There’s still a slim hope of a bounce-back for a Round of 16 ticket by the Pinoys but two victories of our own won’t be enough as we also need the help of Argentina (it must win over upset-conscious Senegal).

Issue No. 3. Our best is not good enough.

Remember the popular song “Just Once” by Grammy Award-winning James Ingram? The first lines go this way: “I did my best but I guess my best wasn’t good enough. “Cause here we are back where we were before … Just once, can’t we figure out what we keep doing wrong? … Just once, can’t we find a way to finally make it right? Make the magic last for more than one night. If we could just get to it, I know we could break through it."

The Gilas Pilipinas program continues to be a work in progress.
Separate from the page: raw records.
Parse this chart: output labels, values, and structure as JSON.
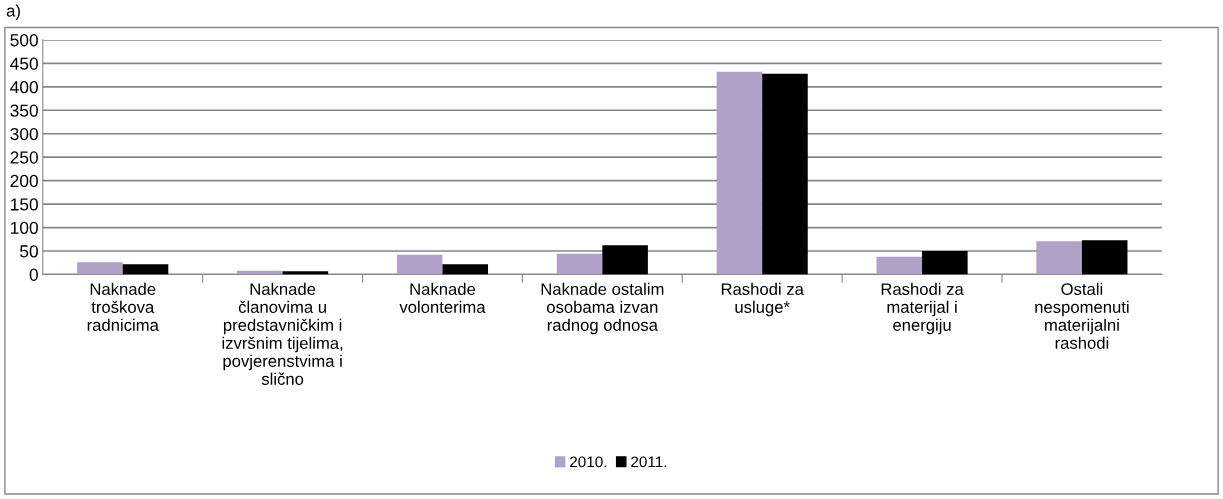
{
  "chart_data": {
    "type": "bar",
    "categories": [
      "Naknade\ntroškova\nradnicima",
      "Naknade\nčlanovima u\npredstavničkim i\nizvršnim tijelima,\npovjerenstvima i\nslično",
      "Naknade\nvolonterima",
      "Naknade ostalim\nosobama izvan\nradnog odnosa",
      "Rashodi za\nusluge*",
      "Rashodi za\nmaterijal i\nenergiju",
      "Ostali\nnespomenuti\nmaterijalni\nrashodi"
    ],
    "series": [
      {
        "name": "2010.",
        "color": "#b1a0c7",
        "values": [
          26,
          8,
          42,
          44,
          432,
          38,
          71
        ]
      },
      {
        "name": "2011.",
        "color": "#000000",
        "values": [
          22,
          7,
          22,
          62,
          428,
          50,
          73
        ]
      }
    ],
    "ylim": [
      0,
      500
    ],
    "yticks": [
      0,
      50,
      100,
      150,
      200,
      250,
      300,
      350,
      400,
      450,
      500
    ],
    "grid": "y",
    "legend": "bottom",
    "annotations": [
      "a)"
    ]
  }
}
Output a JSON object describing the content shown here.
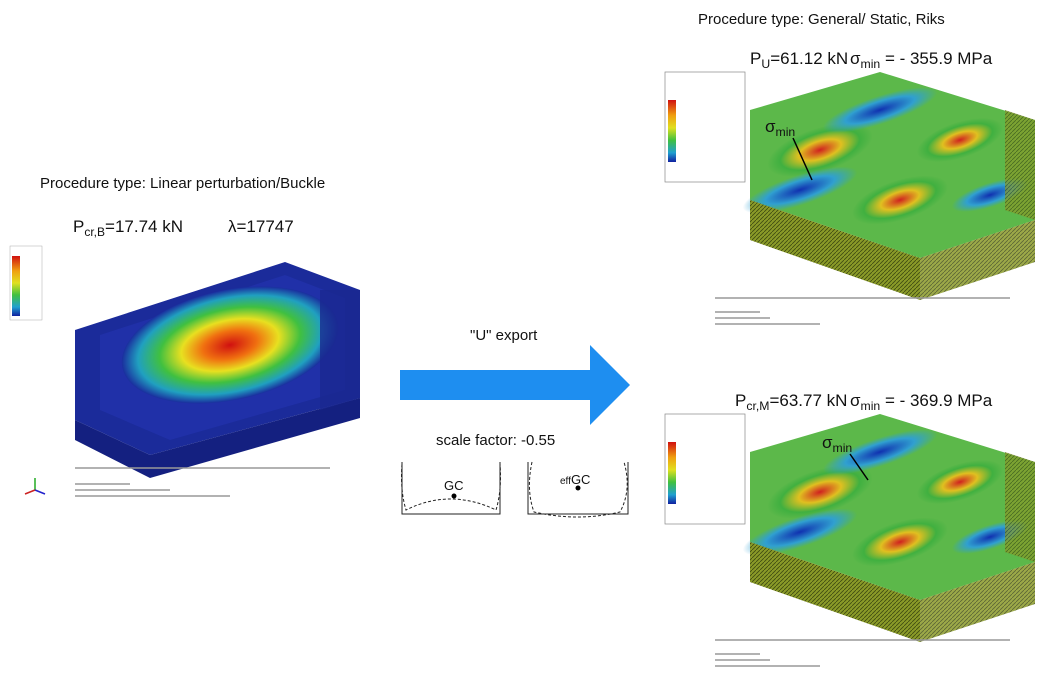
{
  "left": {
    "title": "Procedure type: Linear perturbation/Buckle",
    "load": {
      "symbol": "P",
      "subscript": "cr,B",
      "value": "=17.74 kN"
    },
    "eigen": {
      "symbol": "λ",
      "value": "=17747"
    }
  },
  "middle": {
    "export_label": "\"U\" export",
    "scale_factor": "scale factor: -0.55",
    "gc_label": "GC",
    "eff_prefix": "eff",
    "eff_gc_label": "GC"
  },
  "right": {
    "title": "Procedure type: General/ Static, Riks",
    "top": {
      "load": {
        "symbol": "P",
        "subscript": "U",
        "value": "=61.12 kN"
      },
      "stress": {
        "symbol": "σ",
        "subscript": "min",
        "value": " = - 355.9 MPa"
      },
      "annotation": {
        "symbol": "σ",
        "subscript": "min"
      }
    },
    "bottom": {
      "load": {
        "symbol": "P",
        "subscript": "cr,M",
        "value": "=63.77 kN"
      },
      "stress": {
        "symbol": "σ",
        "subscript": "min",
        "value": " = - 369.9 MPa"
      },
      "annotation": {
        "symbol": "σ",
        "subscript": "min"
      }
    }
  }
}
And how it has progressed rapidly in the last several years, so much so our Nats now have qualified for the FIBA World Cup for the first time in 36 years.

Within our continent, Team Pilipinas ranked placed fourth in the2011 FIBA Asian Championship in Wuhan, China. Two years later, we placed second on home soil.

Later this month, in the quadrennial Asian Games in Incheon, Korea, our Nationals will try to improve their sixth-place finish in the 2010 Asiad in Guangzhou, China. The lofty goal is to capture the men’s basketball gold for the first time since 1962 – hopefully with Blatche around.

And a year from now, in 2015, the next FIBA Asia showcase will be held in China once again. And this time around, the Philippines will not settle for anything but a championship – a first since 1985.

With a golden finish, it will secure a berth in the 2010 Summer Olympics in Rio de Janeiro, Brazil for the first time since the 1972 Games in Munich, Germany.

As one can see, the best has not arrived.

Months from now, the 2014 World Cup will be remembered as another stepping stone in the Philippines’ rise to hoops power under the Gilas Pilipinas program.

As Ingram noted, “If we could just get to it, I know we could break through it.”

Set it in stone. The breakthrough in Philippine basketball is very near.